The part below works fine! But, almost always, there is a system warning beep. I tried to figure in what step that beep is triggered by running it step by step, varying the pauzes etc. But nothing was found that way. The problem is that it does not always happen. Although that is rare. How do I find what triggers it?
It's possible that a keystroke is sometimes sent too early for the application, which could result in an alert sound — this would also explain why you can't replicate it debugging action by action.
You could try using Pause until after activating Pages with the condition that it's the front application. You could also try lengthening the pauses between all the actions, which you could make easier on yourself using Set Action Delay.
An even better way than using pauses is to modify your macro to actually check if the application is ready for the keystroke (instead of using Pause actions.) Usually you can do this with an action like this:
In fact, there is much more than could possibly be done to simplify this macro. Consider this:
Yes, my guess if you are getting a beep noise would be a timing issue where one of the actions that simulates a keystroke (including the Copy which simulated Command-C) is happening before the application is ready for it (or alternatively, is a key that the application is never ready).
If the beep happens reliably with the macro as it, try adding a large pause (say 5 seconds) somewhere in the middle of the macro and see if the beep happens before or after that (or not at all). Then move the Pause action forward or backwards in the macro. Presumably, if the beep happens reliably, then if the Pause is right at the start of the macro the beep would always happen after it, so move it further in to the macro until either the beep stops (because a pause is needed at that location) or the beep is before the pause, so you know where the cause is.
Found the problem using the long delay. The fact that the macro worked fine, despite the beep, made me think it was a repeat command that was the issue.
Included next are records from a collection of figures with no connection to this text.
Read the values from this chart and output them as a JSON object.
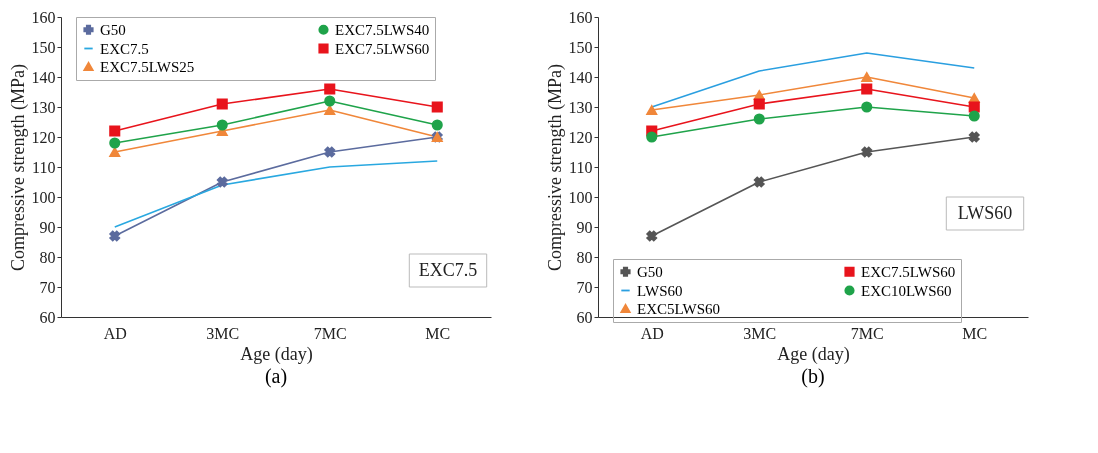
{
  "chart_data": [
    {
      "type": "line",
      "xlabel": "Age (day)",
      "ylabel": "Compressive strength (MPa)",
      "categories": [
        "AD",
        "3MC",
        "7MC",
        "MC"
      ],
      "ylim": [
        60,
        160
      ],
      "yticks": [
        60,
        70,
        80,
        90,
        100,
        110,
        120,
        130,
        140,
        150,
        160
      ],
      "grid": false,
      "legend": "top",
      "annotations": [
        "EXC7.5",
        "(a)"
      ],
      "series": [
        {
          "name": "G50",
          "color": "#5b6b9e",
          "marker": "cross",
          "values": [
            87,
            105,
            115,
            120
          ]
        },
        {
          "name": "EXC7.5",
          "color": "#29a8e0",
          "marker": "none",
          "values": [
            90,
            104,
            110,
            112
          ]
        },
        {
          "name": "EXC7.5LWS25",
          "color": "#f0873a",
          "marker": "triangle",
          "values": [
            115,
            122,
            129,
            120
          ]
        },
        {
          "name": "EXC7.5LWS40",
          "color": "#1fa34a",
          "marker": "circle",
          "values": [
            118,
            124,
            132,
            124
          ]
        },
        {
          "name": "EXC7.5LWS60",
          "color": "#e8141c",
          "marker": "square",
          "values": [
            122,
            131,
            136,
            130
          ]
        }
      ]
    },
    {
      "type": "line",
      "xlabel": "Age (day)",
      "ylabel": "Compressive strength (MPa)",
      "categories": [
        "AD",
        "3MC",
        "7MC",
        "MC"
      ],
      "ylim": [
        60,
        160
      ],
      "yticks": [
        60,
        70,
        80,
        90,
        100,
        110,
        120,
        130,
        140,
        150,
        160
      ],
      "grid": false,
      "legend": "bottom",
      "annotations": [
        "LWS60",
        "(b)"
      ],
      "series": [
        {
          "name": "G50",
          "color": "#555555",
          "marker": "cross",
          "values": [
            87,
            105,
            115,
            120
          ]
        },
        {
          "name": "LWS60",
          "color": "#2a9fe0",
          "marker": "none",
          "values": [
            130,
            142,
            148,
            143
          ]
        },
        {
          "name": "EXC5LWS60",
          "color": "#f0873a",
          "marker": "triangle",
          "values": [
            129,
            134,
            140,
            133
          ]
        },
        {
          "name": "EXC7.5LWS60",
          "color": "#e8141c",
          "marker": "square",
          "values": [
            122,
            131,
            136,
            130
          ]
        },
        {
          "name": "EXC10LWS60",
          "color": "#1fa34a",
          "marker": "circle",
          "values": [
            120,
            126,
            130,
            127
          ]
        }
      ]
    }
  ]
}
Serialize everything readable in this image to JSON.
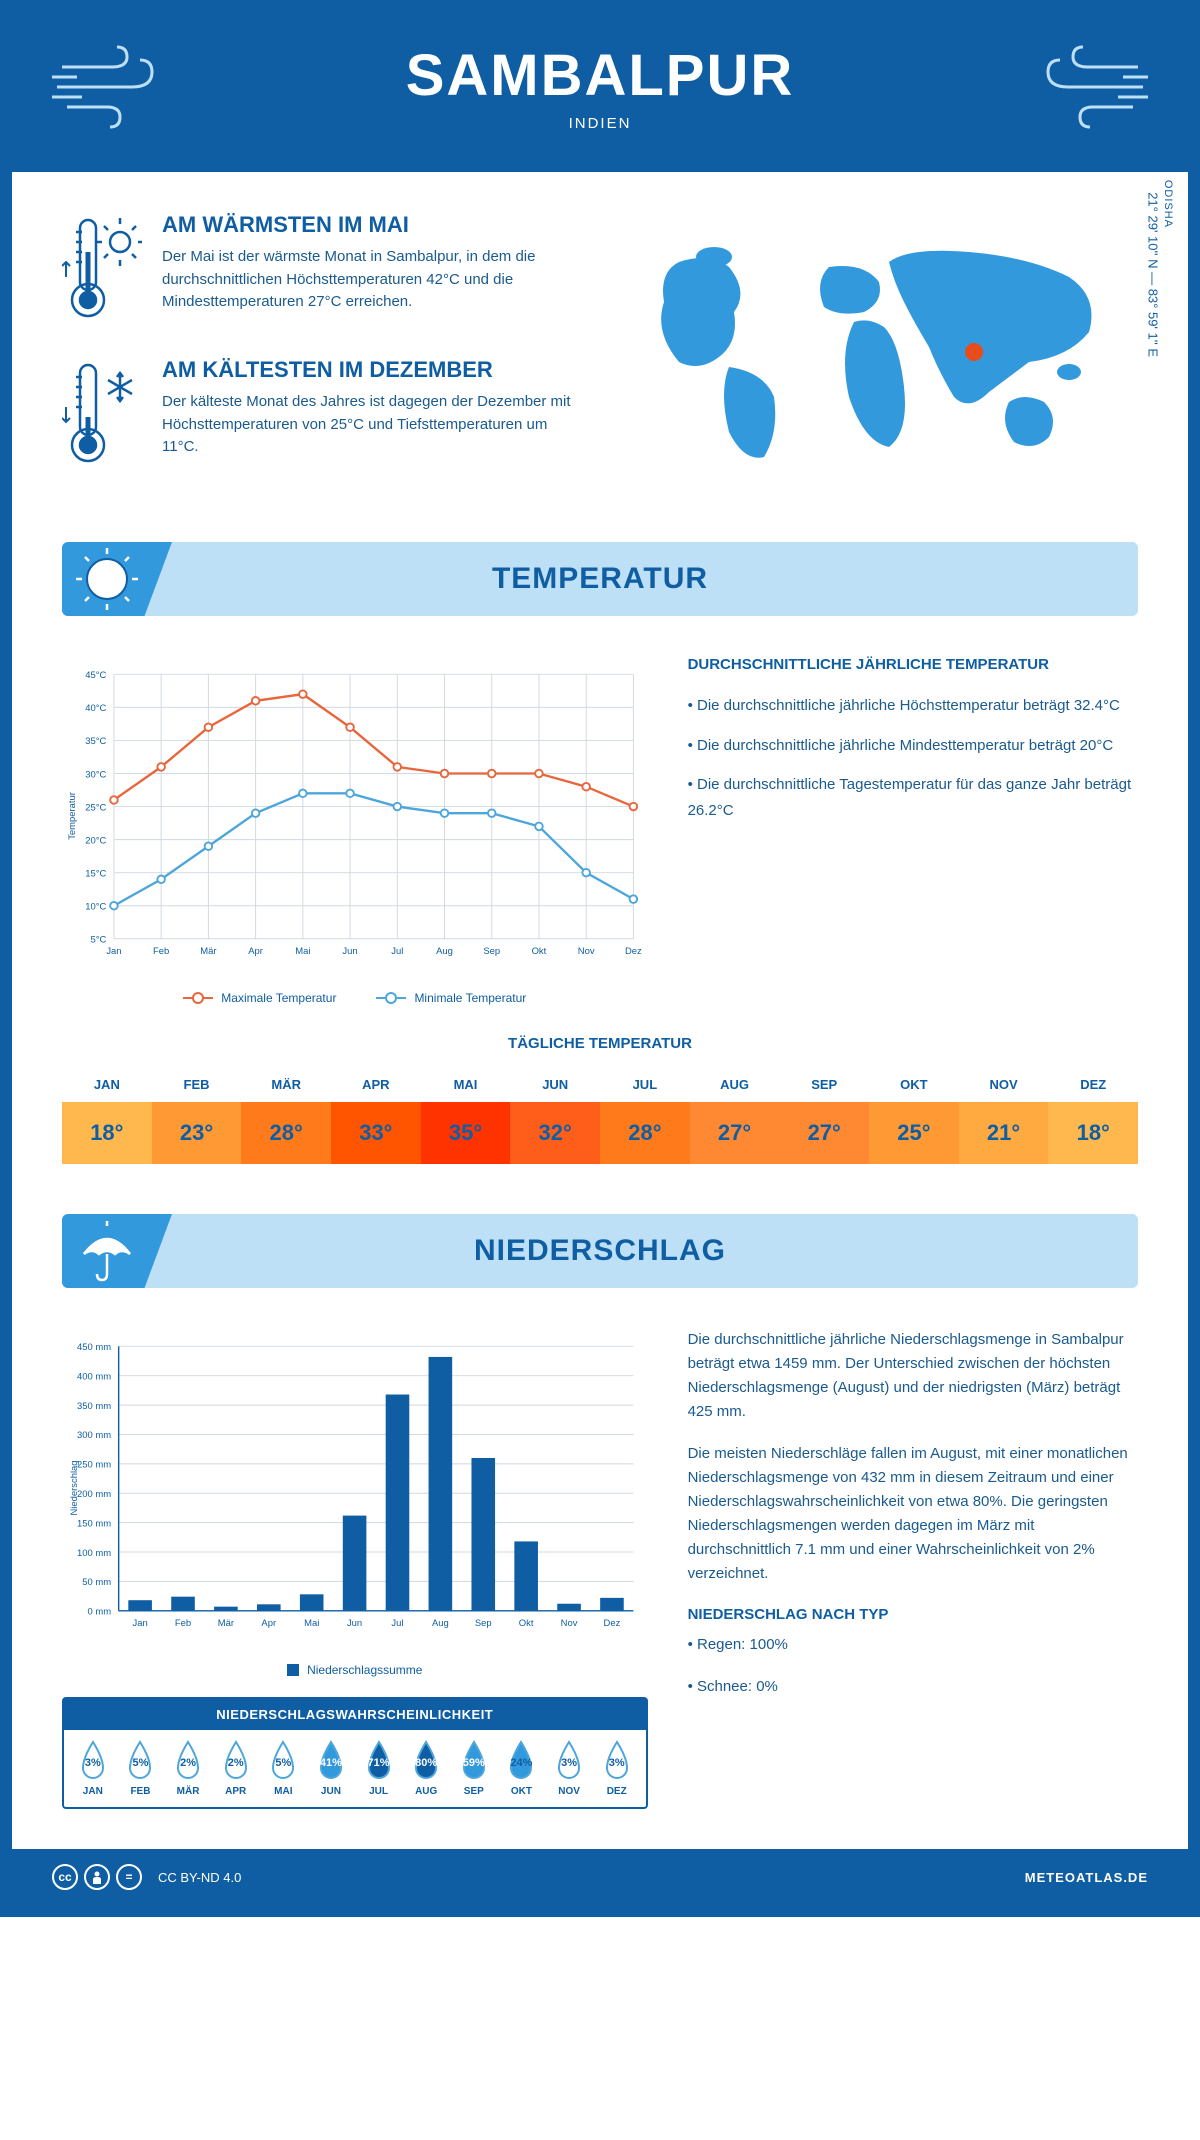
{
  "header": {
    "city": "SAMBALPUR",
    "country": "INDIEN"
  },
  "location": {
    "region": "ODISHA",
    "coords": "21° 29' 10'' N — 83° 59' 1'' E",
    "marker_color": "#e84c1a",
    "map_color": "#3399dd"
  },
  "facts": {
    "warm": {
      "title": "AM WÄRMSTEN IM MAI",
      "text": "Der Mai ist der wärmste Monat in Sambalpur, in dem die durchschnittlichen Höchsttemperaturen 42°C und die Mindesttemperaturen 27°C erreichen."
    },
    "cold": {
      "title": "AM KÄLTESTEN IM DEZEMBER",
      "text": "Der kälteste Monat des Jahres ist dagegen der Dezember mit Höchsttemperaturen von 25°C und Tiefsttemperaturen um 11°C."
    }
  },
  "sections": {
    "temp": "TEMPERATUR",
    "precip": "NIEDERSCHLAG"
  },
  "temp_chart": {
    "months": [
      "Jan",
      "Feb",
      "Mär",
      "Apr",
      "Mai",
      "Jun",
      "Jul",
      "Aug",
      "Sep",
      "Okt",
      "Nov",
      "Dez"
    ],
    "max_series": [
      26,
      31,
      37,
      41,
      42,
      37,
      31,
      30,
      30,
      30,
      28,
      25
    ],
    "min_series": [
      10,
      14,
      19,
      24,
      27,
      27,
      25,
      24,
      24,
      22,
      15,
      11
    ],
    "max_color": "#e8663c",
    "min_color": "#4da6db",
    "y_min": 5,
    "y_max": 45,
    "y_step": 5,
    "y_label": "Temperatur",
    "legend_max": "Maximale Temperatur",
    "legend_min": "Minimale Temperatur",
    "grid_color": "#d0d8e0",
    "axis_color": "#0f5ea3"
  },
  "temp_info": {
    "title": "DURCHSCHNITTLICHE JÄHRLICHE TEMPERATUR",
    "bullets": [
      "• Die durchschnittliche jährliche Höchsttemperatur beträgt 32.4°C",
      "• Die durchschnittliche jährliche Mindesttemperatur beträgt 20°C",
      "• Die durchschnittliche Tagestemperatur für das ganze Jahr beträgt 26.2°C"
    ]
  },
  "daily_temp": {
    "title": "TÄGLICHE TEMPERATUR",
    "months": [
      "JAN",
      "FEB",
      "MÄR",
      "APR",
      "MAI",
      "JUN",
      "JUL",
      "AUG",
      "SEP",
      "OKT",
      "NOV",
      "DEZ"
    ],
    "values": [
      "18°",
      "23°",
      "28°",
      "33°",
      "35°",
      "32°",
      "28°",
      "27°",
      "27°",
      "25°",
      "21°",
      "18°"
    ],
    "bg_colors": [
      "#ffb84d",
      "#ff9933",
      "#ff7a1a",
      "#ff5500",
      "#ff3300",
      "#ff5e1a",
      "#ff7a1a",
      "#ff8833",
      "#ff8833",
      "#ff9933",
      "#ffaa40",
      "#ffb84d"
    ],
    "text_colors": [
      "#0f5ea3",
      "#0f5ea3",
      "#0f5ea3",
      "#0f5ea3",
      "#0f5ea3",
      "#0f5ea3",
      "#0f5ea3",
      "#0f5ea3",
      "#0f5ea3",
      "#0f5ea3",
      "#0f5ea3",
      "#0f5ea3"
    ]
  },
  "precip_chart": {
    "months": [
      "Jan",
      "Feb",
      "Mär",
      "Apr",
      "Mai",
      "Jun",
      "Jul",
      "Aug",
      "Sep",
      "Okt",
      "Nov",
      "Dez"
    ],
    "values": [
      18,
      24,
      7,
      11,
      28,
      162,
      368,
      432,
      260,
      118,
      12,
      22
    ],
    "y_max": 450,
    "y_step": 50,
    "y_label": "Niederschlag",
    "bar_color": "#0f5ea3",
    "legend": "Niederschlagssumme",
    "grid_color": "#d0d8e0"
  },
  "precip_info": {
    "para1": "Die durchschnittliche jährliche Niederschlagsmenge in Sambalpur beträgt etwa 1459 mm. Der Unterschied zwischen der höchsten Niederschlagsmenge (August) und der niedrigsten (März) beträgt 425 mm.",
    "para2": "Die meisten Niederschläge fallen im August, mit einer monatlichen Niederschlagsmenge von 432 mm in diesem Zeitraum und einer Niederschlagswahrscheinlichkeit von etwa 80%. Die geringsten Niederschlagsmengen werden dagegen im März mit durchschnittlich 7.1 mm und einer Wahrscheinlichkeit von 2% verzeichnet.",
    "type_title": "NIEDERSCHLAG NACH TYP",
    "type_rain": "• Regen: 100%",
    "type_snow": "• Schnee: 0%"
  },
  "prob": {
    "title": "NIEDERSCHLAGSWAHRSCHEINLICHKEIT",
    "months": [
      "JAN",
      "FEB",
      "MÄR",
      "APR",
      "MAI",
      "JUN",
      "JUL",
      "AUG",
      "SEP",
      "OKT",
      "NOV",
      "DEZ"
    ],
    "values": [
      "3%",
      "5%",
      "2%",
      "2%",
      "5%",
      "41%",
      "71%",
      "80%",
      "59%",
      "24%",
      "3%",
      "3%"
    ],
    "fill_pct": [
      3,
      5,
      2,
      2,
      5,
      41,
      71,
      80,
      59,
      24,
      3,
      3
    ],
    "outline_color": "#4da6db",
    "fill_color": "#0f5ea3"
  },
  "footer": {
    "license": "CC BY-ND 4.0",
    "site": "METEOATLAS.DE"
  },
  "colors": {
    "primary": "#0f5ea3",
    "light_blue": "#bde0f7",
    "mid_blue": "#3399dd"
  }
}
It turnes out that the pages file opens with all the text already selected most of the time. In that case the cmd-A is not necessary and generates the beep. I added a mouse click in the center to ensure no text is selected before the cmd-A. That solved the problem😃.
But it took me some time to figure out why all the text is selected when opening a file. It turnes out that Pages remembers that all the text in a file was selected the last time, before the cmd-W is given. So when you reopen that file, all the text is still selected. Since, for testing, I was frequently using the same files, that was the case.
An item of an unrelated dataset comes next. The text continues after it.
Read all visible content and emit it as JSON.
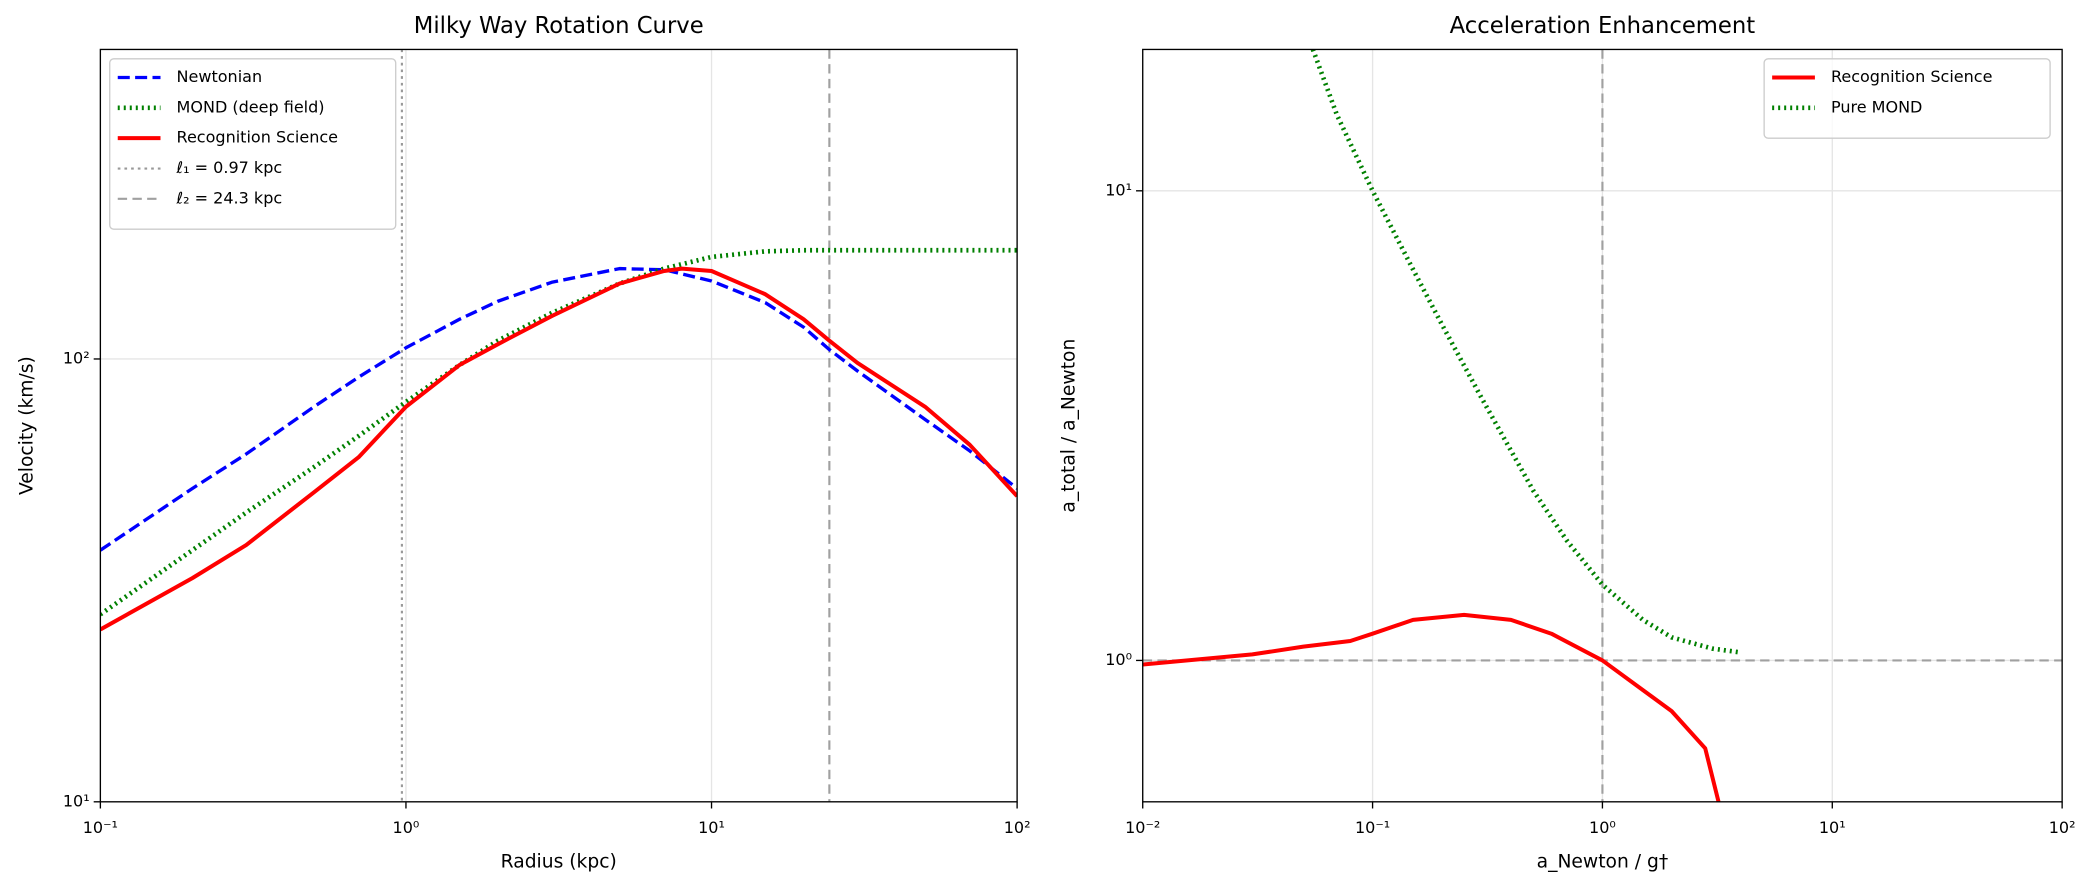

Thanks, I'll try your approach on a test macro just to learn how it works, because I have not quite figured out the mechanics of that one. But glad to try out new things and learn more about KM that way!
This works, but I had to add the mouse click before the "for each" action to ensure no text was selected already! Otherwise the same problem occurred, where in this case the macro stopped until a mouse click in the pages window.
Thank you again, I implemented this and it speeds things up considerably !
That's odd. Yes, I see an inconsistency in how Pages work with regards to the enabling of the Select All menu item. I.e., it doesn't seem to realize sometimes that all the text has already been selected, so the menu item is enabled even when all the text is already selected. It seems like a small bug in Pages, but I'm glad you found a workaround.